Io non sapevo risolvermi ad andar via, e volli almeno riferire
succintamente il caso, e sentire un parere.
— Quando non si vede il malato, — egli disse, — è molto difficile
pronunciarsi. Ma la cura seguìta mi par la migliore. Lei è benissimo
appoggiato.... il dottor Allinori sopratutto è un uomo di polso....
Dissentiamo su alcuni principii fondamentali della scienza, ma nel
resto siamo d'accordo.... In questo caso poi avrei fatto anch'io come
lui.
— Ma adesso? Che farebbe adesso?
— Eh, ritengo che farei l'amputazione.
— Si alzò dalla sedia, mi accompagnò cortesemente fino all'uscio,
rifiutò qualunque compenso per le sue chiacchiere e mi diede la buona
notte.
Di lì a un paio di settimane, forse, se avessi ancora avuto bisogno di
lui, avrebbe potuto venire... Grazie tante.
— Bel costrutto ch'io avevo cavato dal mio viaggio a Roma! Ero assente
di casa da quattro giorni e non sapevo nulla di Giovannino. L'Adele,
anche volendo telegrafarmi a Roma, non avrebbe saputo dove dirigermi
il dispaccio, perch'io m'ero dimenticato di dirle ove andavo ad
alloggiare. Le inviai un altro telegramma annunziandole che rinunciavo
per forza al nuovo consulto e che mi rimettevo tosto in cammino per
ripatriare. Mi facesse trovar notizie alla stazione di Firenze.
Alla mattina presi la prima corsa per l'Alta Italia. Fatalità su
fatalità! Un disgraziato ritardo a Orte ci fecer perder la coincidenza
a Firenze. Bisognava aspettare cinqu'ore.
Trovai alla stazione un telegramma così concepito:
_Non ci sono guai. Ti attendo. Hai ricevuto un altro dispaccio
che ti spedii due giorni fa all'Albergo del Nord?_
ADELE.
Un altro dispaccio? Non seppi resistere alla curiosità di leggerlo e
presi un _fiacre_ che mi conducesse al _Nord_. Avevo tempo d'avanzo
d'andare e tornare. Ecco il dispaccio che s'era incrociato col mio
e che quindi era stato spedito prima che l'Adele sapesse della mia
partenza per Roma:
_Il dottore Allinori, il quale anticipò la sua venuta, dice che
non c'è più tempo da perdere. Torna subito, subito, subito._
Queste parole mi misero la morte nell'anima. Cos'era successo di nuovo?

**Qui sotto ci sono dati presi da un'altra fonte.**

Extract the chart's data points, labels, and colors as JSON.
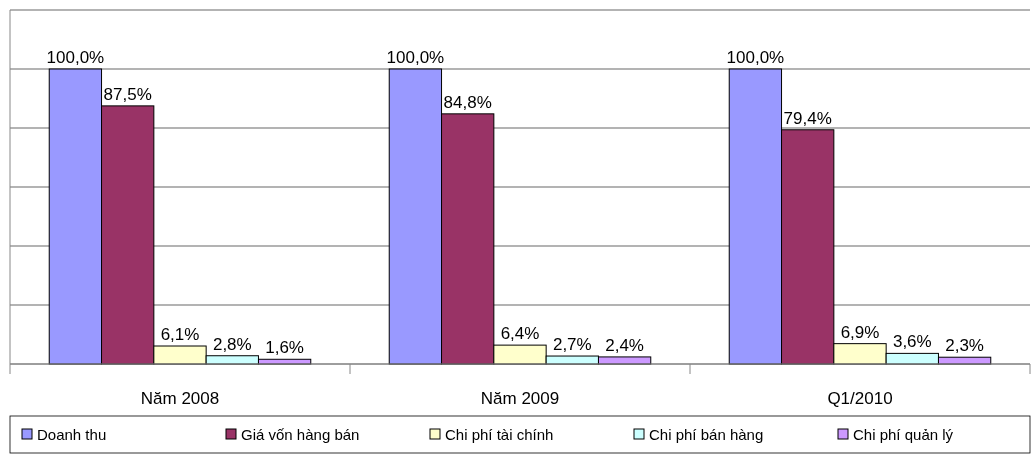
{
  "chart_data": {
    "type": "bar",
    "categories": [
      "Năm 2008",
      "Năm 2009",
      "Q1/2010"
    ],
    "series": [
      {
        "name": "Doanh thu",
        "color": "#9999ff",
        "values": [
          100.0,
          100.0,
          100.0
        ],
        "value_labels": [
          "100,0%",
          "100,0%",
          "100,0%"
        ]
      },
      {
        "name": "Giá vốn hàng bán",
        "color": "#993366",
        "values": [
          87.5,
          84.8,
          79.4
        ],
        "value_labels": [
          "87,5%",
          "84,8%",
          "79,4%"
        ]
      },
      {
        "name": "Chi phí tài chính",
        "color": "#ffffcc",
        "values": [
          6.1,
          6.4,
          6.9
        ],
        "value_labels": [
          "6,1%",
          "6,4%",
          "6,9%"
        ]
      },
      {
        "name": "Chi phí bán hàng",
        "color": "#ccffff",
        "values": [
          2.8,
          2.7,
          3.6
        ],
        "value_labels": [
          "2,8%",
          "2,7%",
          "3,6%"
        ]
      },
      {
        "name": "Chi phí quản lý",
        "color": "#cc99ff",
        "values": [
          1.6,
          2.4,
          2.3
        ],
        "value_labels": [
          "1,6%",
          "2,4%",
          "2,3%"
        ]
      }
    ],
    "ylim": [
      0,
      120
    ],
    "yticks": [
      {
        "value": 0,
        "label": null
      },
      {
        "value": 20,
        "label": null
      },
      {
        "value": 40,
        "label": null
      },
      {
        "value": 60,
        "label": null
      },
      {
        "value": 80,
        "label": null
      },
      {
        "value": 100,
        "label": null
      },
      {
        "value": 120,
        "label": null
      }
    ],
    "tick_labels": "x",
    "grid": "y",
    "legend": "bottom"
  }
}
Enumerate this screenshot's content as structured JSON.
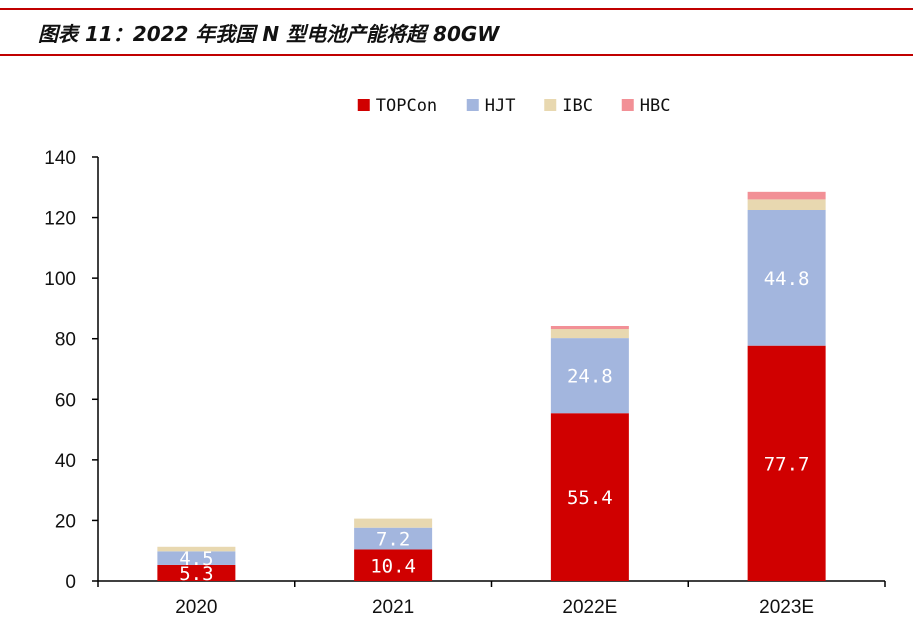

È vero che il dispaccio posteriore era molto più tranquillante, ma in
ogni modo, senza una grave ragione, Adele non mi avrebbe scritto così.
Non c'era tempo da perdere! Ciò significava che era necessario di far
tosto l'amputazione, quell'orribile, quell'abbominevole amputazione!
E mi si chiamava ad assistere a tanto strazio, si voleva ch'io fossi
presente mentre si storpiava mio figlio!
Non c'era tempo da perdere! E intanto io avevo fatto perdere due giorni
con la mia gita a Roma, e ne facevo perdere un terzo colla mancata
coincidenza di Firenze! Mi pareva di vederlo il dottor Allinori,
in camera del malato, coi suoi strumenti di tortura in mano, non
aspettando altro che la mia venuta per tagliare senza misericordia.
E se non ci fosse più tempo davvero? Se i miei indugi fossero stati
fatali? Se ormai io non avessi che da veder morire Giovannino? Volli
persuadermi di nuovo che era meglio vederlo morto che storpio, ma non
ci riuscii. Anzi mi adirai meco stesso per le mie esitanze passate e
dicevo:
— Sì, sì, lascerò che gli facciano l'amputazione, lascerò che gli
facciano tutto quello che vogliono pur che me lo salvino.
Viaggiai in uno stato d'inquietudine, d'ansietà ch'è facile immaginare.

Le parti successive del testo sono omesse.